Greek sovereignty, viewed from Germany, is virtually non-existent: “Laws were passed that we didn’t allow to be passed” said German Chancellor Angel Merkel, referring to Greece’s re-hiring of laid off public sector workers, and the re-opening of ERT, the state broadcaster controversially shut down overnight in 2013. Both these causes had strong support in Greek society; both were vehemently opposed by the Germans in spite of their dealing with national policy because they were perceived as unilateral actions, despite the fact that in the case of ERT, it made clear social and financial sense. (ERT was a profitable organization pre-closing.)

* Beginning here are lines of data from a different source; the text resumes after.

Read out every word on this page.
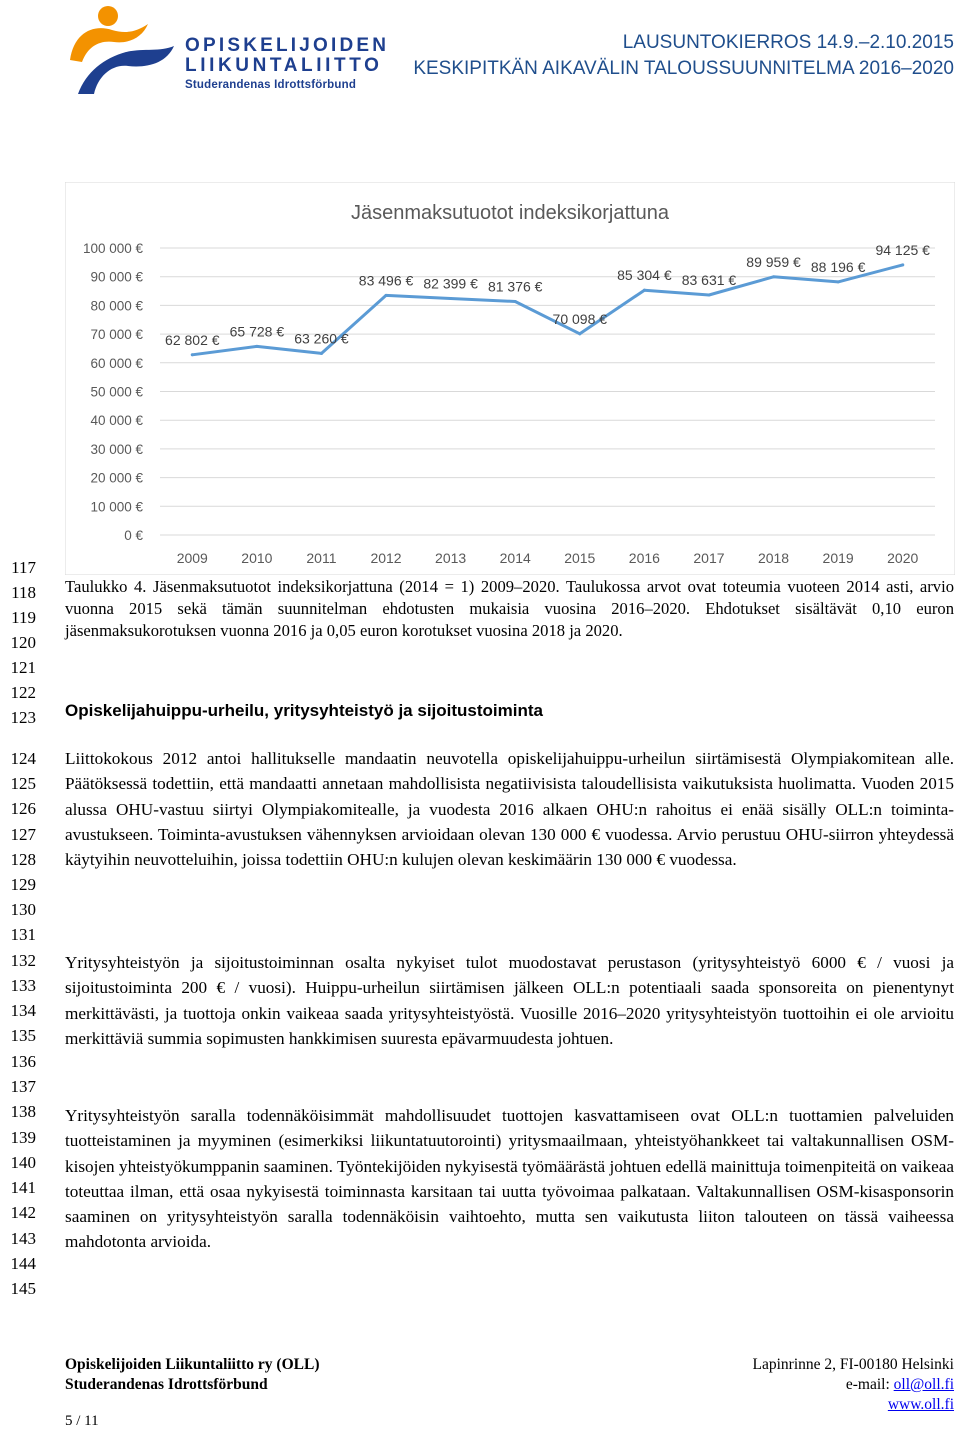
OPISKELIJOIDEN
LIIKUNTALIITTO
Studerandenas Idrottsförbund
LAUSUNTOKIERROS 14.9.–2.10.2015
KESKIPITKÄN AIKAVÄLIN TALOUSSUUNNITELMA 2016–2020
Jäsenmaksutuotot indeksikorjattuna
0 €
10 000 €
20 000 €
30 000 €
40 000 €
50 000 €
60 000 €
70 000 €
80 000 €
90 000 €
100 000 €
2009 2010 2011 2012 2013 2014 2015 2016 2017 2018 2019 2020
62 802 €
65 728 € 63 260 €
83 496 € 82 399 € 81 376 €
70 098 €
85 304 € 83 631 €
89 959 € 88 196 €
94 125 €
117
118
119
120
121
122
123
124
125
126
127
128
129
130
131
132
133
134
135
136
137
138
139
140
141
142
143
144
145
Taulukko 4. Jäsenmaksutuotot indeksikorjattuna (2014 = 1) 2009–2020. Taulukossa arvot ovat toteumia vuoteen 2014 asti, arvio vuonna 2015 sekä tämän suunnitelman ehdotusten mukaisia vuosina 2016–2020. Ehdotukset sisältävät 0,10 euron jäsenmaksukorotuksen vuonna 2016 ja 0,05 euron korotukset vuosina 2018 ja 2020.
Opiskelijahuippu-urheilu, yritysyhteistyö ja sijoitustoiminta
Liittokokous 2012 antoi hallitukselle mandaatin neuvotella opiskelijahuippu-urheilun siirtämisestä Olympiakomitean alle. Päätöksessä todettiin, että mandaatti annetaan mahdollisista negatiivisista taloudellisista vaikutuksista huolimatta. Vuoden 2015 alussa OHU-vastuu siirtyi Olympiakomitealle, ja vuodesta 2016 alkaen OHU:n rahoitus ei enää sisälly OLL:n toiminta-avustukseen. Toiminta-avustuksen vähennyksen arvioidaan olevan 130 000 € vuodessa. Arvio perustuu OHU-siirron yhteydessä käytyihin neuvotteluihin, joissa todettiin OHU:n kulujen olevan keskimäärin 130 000 € vuodessa.
Yritysyhteistyön ja sijoitustoiminnan osalta nykyiset tulot muodostavat perustason (yritysyhteistyö 6000 € / vuosi ja sijoitustoiminta 200 € / vuosi). Huippu-urheilun siirtämisen jälkeen OLL:n potentiaali saada sponsoreita on pienentynyt merkittävästi, ja tuottoja onkin vaikeaa saada yritysyhteistyöstä. Vuosille 2016–2020 yritysyhteistyön tuottoihin ei ole arvioitu merkittäviä summia sopimusten hankkimisen suuresta epävarmuudesta johtuen.
Yritysyhteistyön saralla todennäköisimmät mahdollisuudet tuottojen kasvattamiseen ovat OLL:n tuottamien palveluiden tuotteistaminen ja myyminen (esimerkiksi liikuntatuutorointi) yritysmaailmaan, yhteistyöhankkeet tai valtakunnallisen OSM-kisojen yhteistyökumppanin saaminen. Työntekijöiden nykyisestä työmäärästä johtuen edellä mainittuja toimenpiteitä on vaikeaa toteuttaa ilman, että osaa nykyisestä toiminnasta karsitaan tai uutta työvoimaa palkataan. Valtakunnallisen OSM-kisasponsorin saaminen on yritysyhteistyön saralla todennäköisin vaihtoehto, mutta sen vaikutusta liiton talouteen on tässä vaiheessa mahdotonta arvioida.
Opiskelijoiden Liikuntaliitto ry (OLL)
Studerandenas Idrottsförbund
Lapinrinne 2, FI-00180 Helsinki
e-mail: oll@oll.fi
www.oll.fi
5 / 11
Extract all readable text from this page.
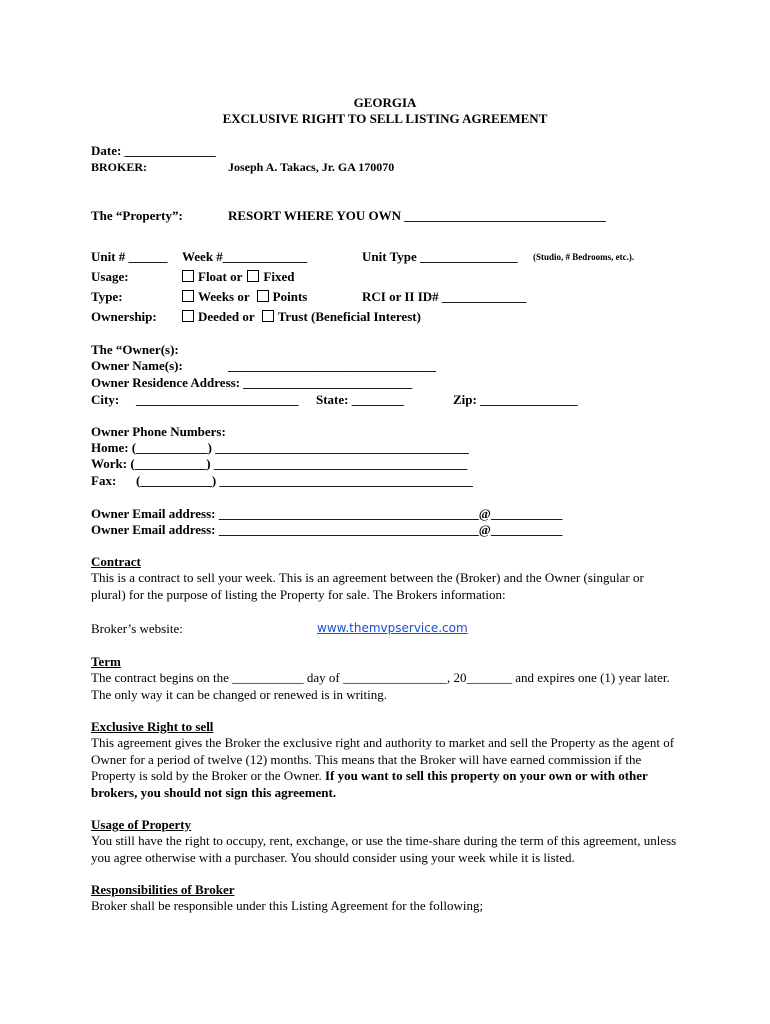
GEORGIA
EXCLUSIVE RIGHT TO SELL LISTING AGREEMENT
Date: ______________
BROKER:	Joseph A. Takacs, Jr. GA 170070
The “Property”:	RESORT WHERE YOU OWN _______________________________
Unit # ______ Week #_____________	Unit Type _______________ (Studio, # Bedrooms, etc.).
Usage:	Float or Fixed
Type:	Weeks or Points	RCI or II ID# _____________
Ownership:	Deeded or Trust (Beneficial Interest)
The “Owner(s):
Owner Name(s):	________________________________
Owner Residence Address: __________________________
City: _________________________ State: ________	Zip: _______________
Owner Phone Numbers:
Home: (___________) _______________________________________
Work: (___________) _______________________________________
Fax: (___________) _______________________________________
Owner Email address: ________________________________________@___________
Owner Email address: ________________________________________@___________
Contract
This is a contract to sell your week. This is an agreement between the (Broker) and the Owner (singular or plural) for the purpose of listing the Property for sale. The Brokers information:
Broker’s website:	www.themvpservice.com
Term
The contract begins on the ___________ day of ________________, 20_______ and expires one (1) year later. The only way it can be changed or renewed is in writing.
Exclusive Right to sell
This agreement gives the Broker the exclusive right and authority to market and sell the Property as the agent of Owner for a period of twelve (12) months. This means that the Broker will have earned commission if the Property is sold by the Broker or the Owner. If you want to sell this property on your own or with other brokers, you should not sign this agreement.
Usage of Property
You still have the right to occupy, rent, exchange, or use the time-share during the term of this agreement, unless you agree otherwise with a purchaser. You should consider using your week while it is listed.
Responsibilities of Broker
Broker shall be responsible under this Listing Agreement for the following;
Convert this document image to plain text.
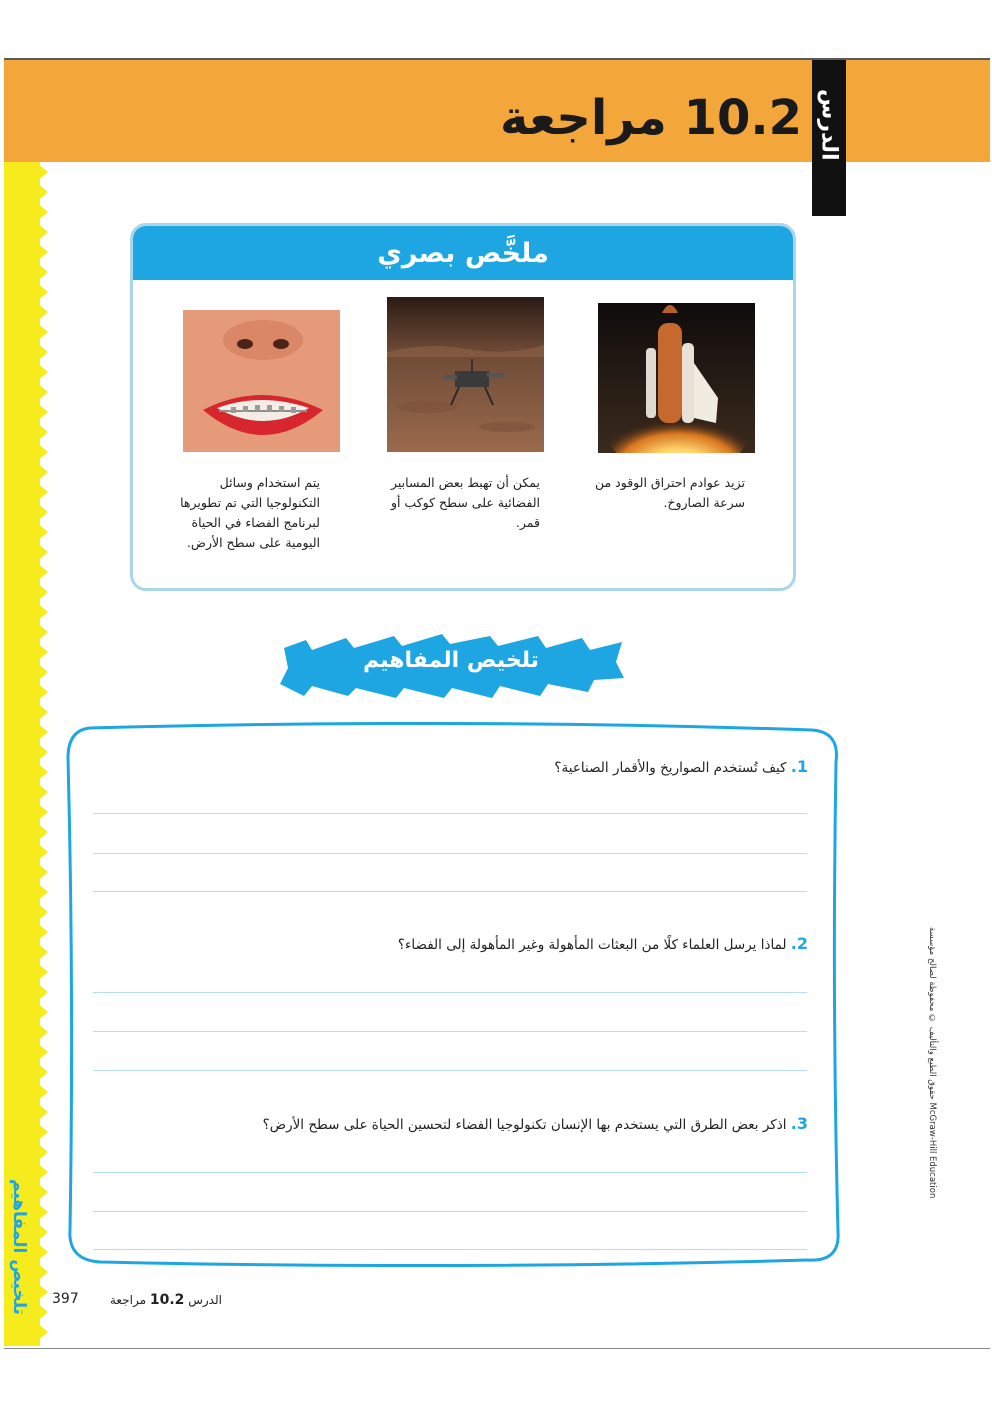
10.2 مراجعة الدرس
ملخَّص بصري
تزيد عوادم احتراق الوقود من سرعة الصاروخ.
يمكن أن تهبط بعض المسابير الفضائية على سطح كوكب أو قمر.
يتم استخدام وسائل التكنولوجيا التي تم تطويرها لبرنامج الفضاء في الحياة اليومية على سطح الأرض.
تلخيص المفاهيم
1. كيف تُستخدم الصواريخ والأقمار الصناعية؟
2. لماذا يرسل العلماء كلًا من البعثات المأهولة وغير المأهولة إلى الفضاء؟
3. اذكر بعض الطرق التي يستخدم بها الإنسان تكنولوجيا الفضاء لتحسين الحياة على سطح الأرض؟
حقوق الطبع والتأليف © محفوظة لصالح مؤسسة McGraw-Hill Education
تلخيص المفاهيم 397	الدرس 10.2 مراجعة
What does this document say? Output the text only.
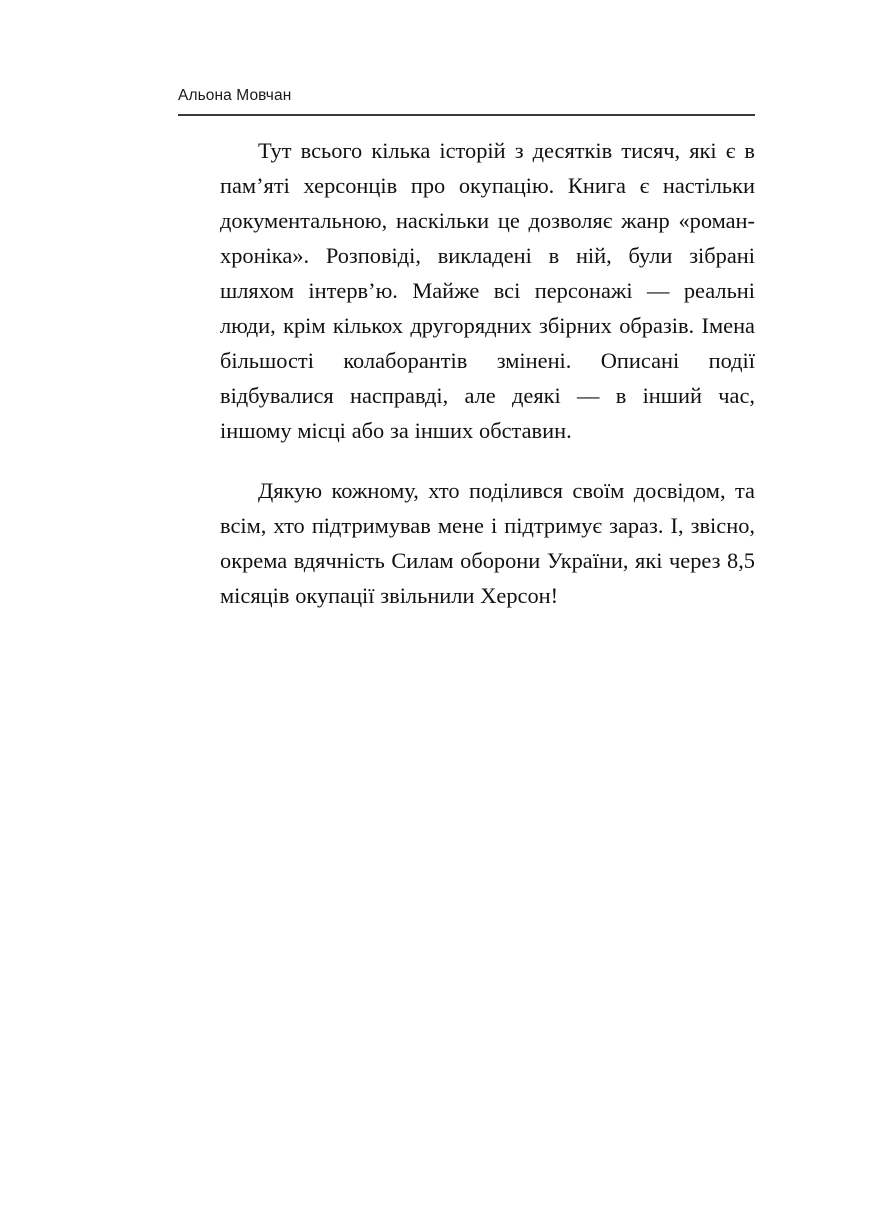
Альона Мовчан

Тут всього кілька історій з десятків тисяч, які є в пам’яті херсонців про окупацію. Книга є настільки документальною, наскільки це дозволяє жанр «роман-хроніка». Розповіді, викладені в ній, були зібрані шляхом інтерв’ю. Майже всі персонажі — реальні люди, крім кількох другорядних збірних образів. Імена більшості колаборантів змінені. Описані події відбувалися насправді, але деякі — в інший час, іншому місці або за інших обставин.

Дякую кожному, хто поділився своїм досвідом, та всім, хто підтримував мене і підтримує зараз. І, звісно, окрема вдячність Силам оборони України, які через 8,5 місяців окупації звільнили Херсон!
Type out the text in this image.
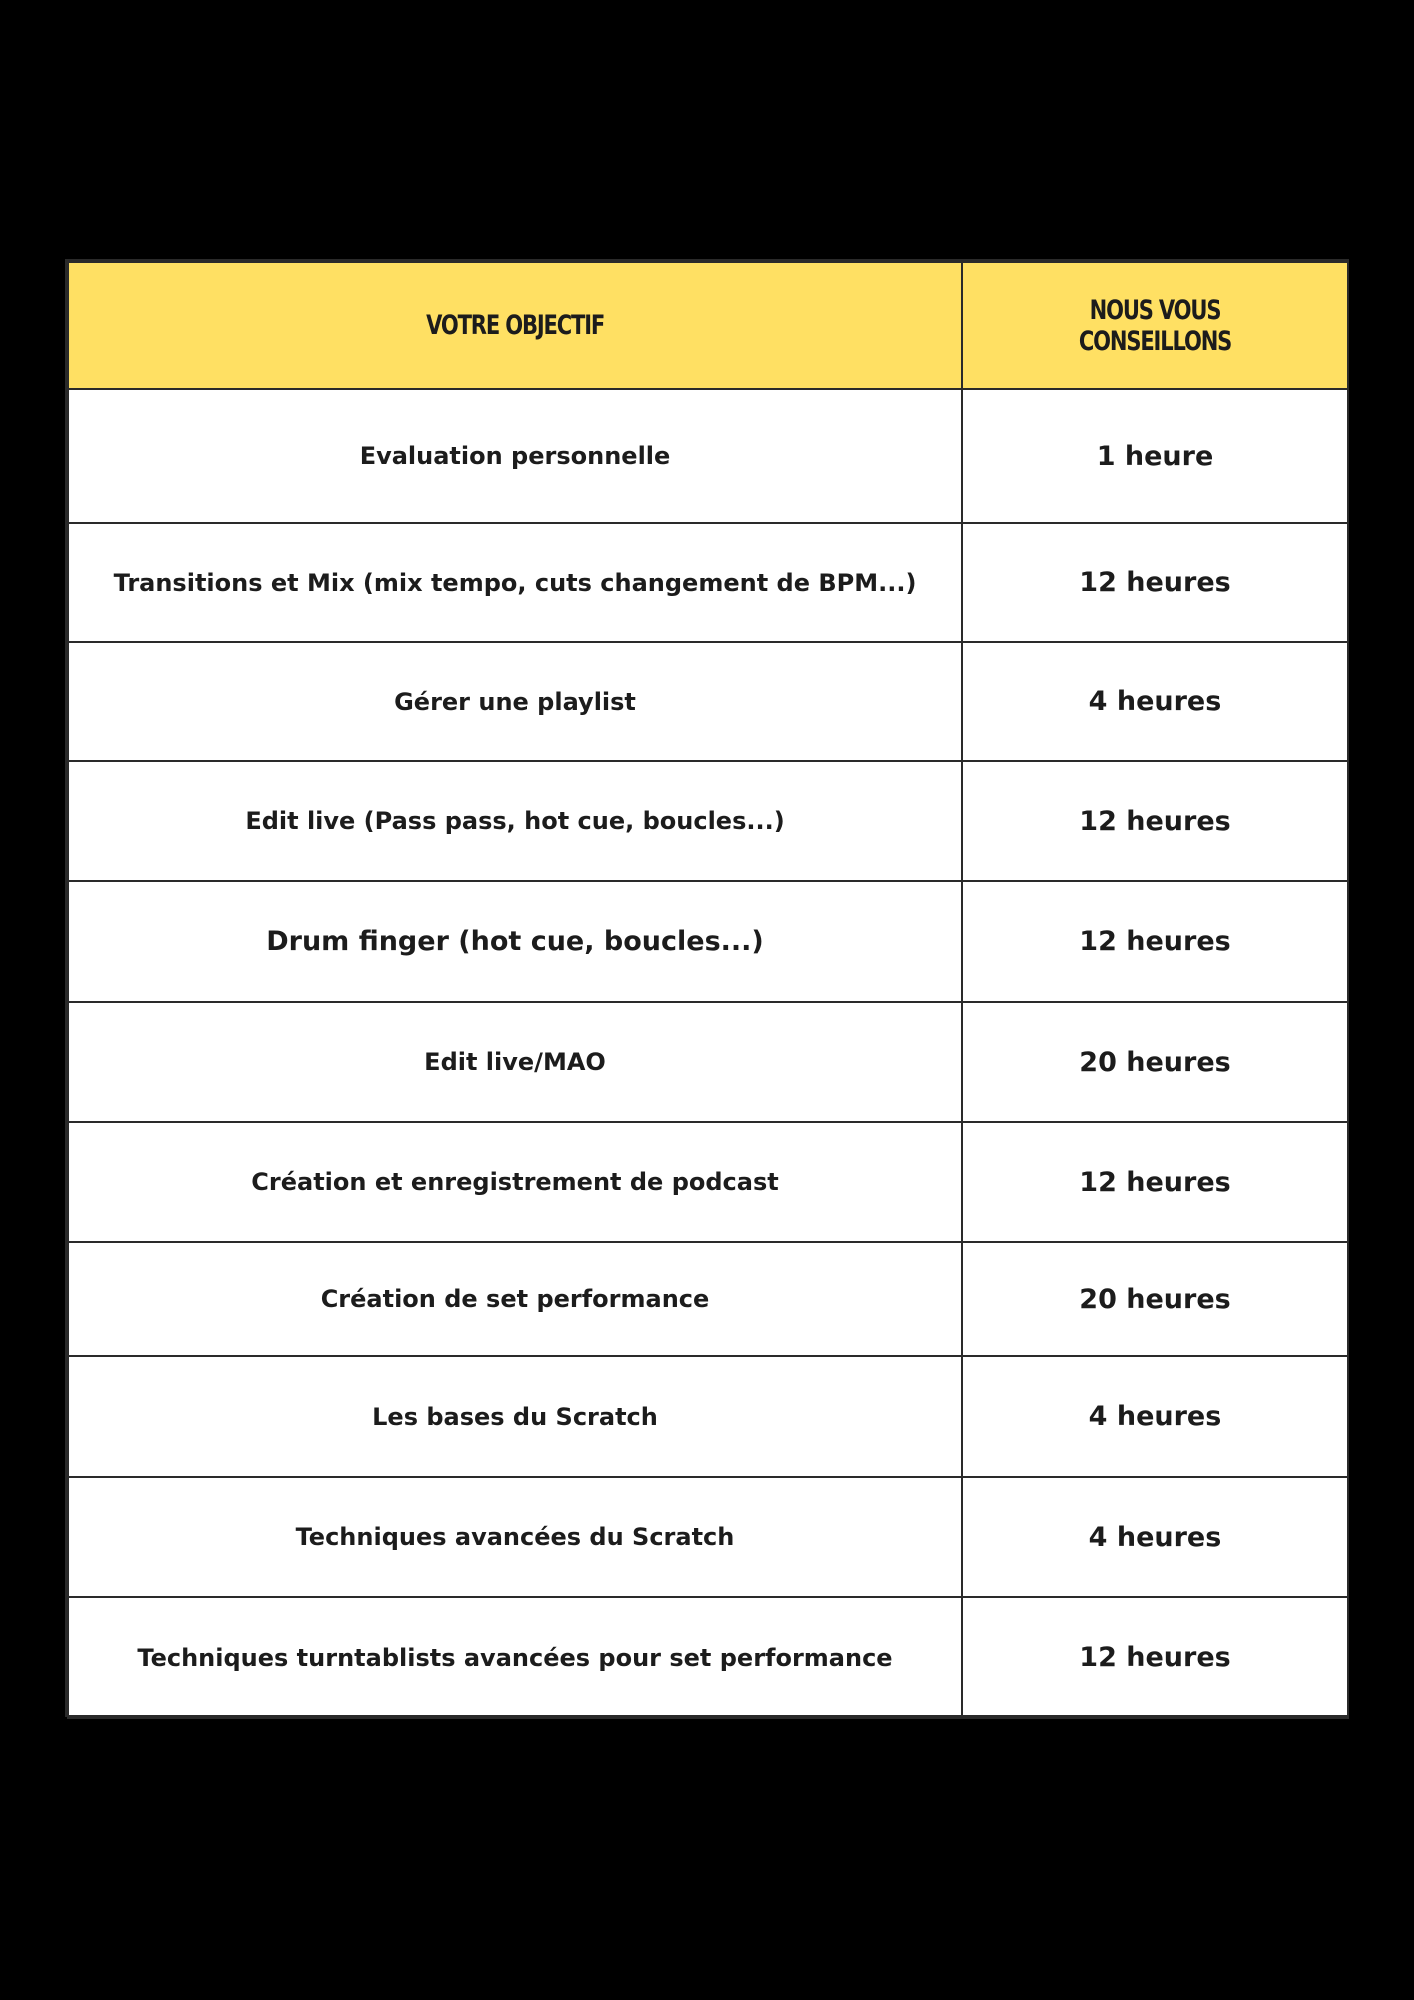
VOTRE OBJECTIF	NOUS VOUS CONSEILLONS
Evaluation personnelle	1 heure
Transitions et Mix (mix tempo, cuts changement de BPM...)	12 heures
Gérer une playlist	4 heures
Edit live (Pass pass, hot cue, boucles...)	12 heures
Drum finger (hot cue, boucles...)	12 heures
Edit live/MAO	20 heures
Création et enregistrement de podcast	12 heures
Création de set performance	20 heures
Les bases du Scratch	4 heures
Techniques avancées du Scratch	4 heures
Techniques turntablists avancées pour set performance	12 heures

We are now facing an outcome that creates more problems than it solves. For starters, the deal reached means little to the real Greek economy, which is entering a new recessionary cycle, especially with the new cuts and tax hikes. This means that we’ll be looking at a repeat scenario in a few months’ time — and at that point, the Grexit option will come back with a vengeance.
As Ed Conway of Sky News wrote: Sunday 12 July: “The moment the euro became reversible.” The legacy of this move will pervade every crisis the EU will face from now on, and will likely have a domino effect with the British referendum on EU membership in two years time.
This reversibility signals a major shift in the spirit of the European Union. The political side of the European project was once one of unity and solidarity; today Germany calls the shots, and anyone who pushes against the plans of its finance minister (probably the most unpopular politician in the union) will be facing much the same wrath as Greece.
Look two or three years down the line. If Italy’s economy fails to pick up despite Prime Minister Matteo Renzi’s reform program, will Italians accept being strong-armed in the same fashion? And will France stand by as the currency union turns into a hard pegging system in which everyone must adapt to German plans?
In the coming months and years, the state of the eurozone will depend on how the situation unfolds inside Greece. The fear is that the undemocratic way in which governments are coerced into more austerity will give rise to extreme, nationalistic parties across Europe. By negating the mandate of the Greek government to end austerity in the country not once but twice, Europe is signing up for its own worst nightmare.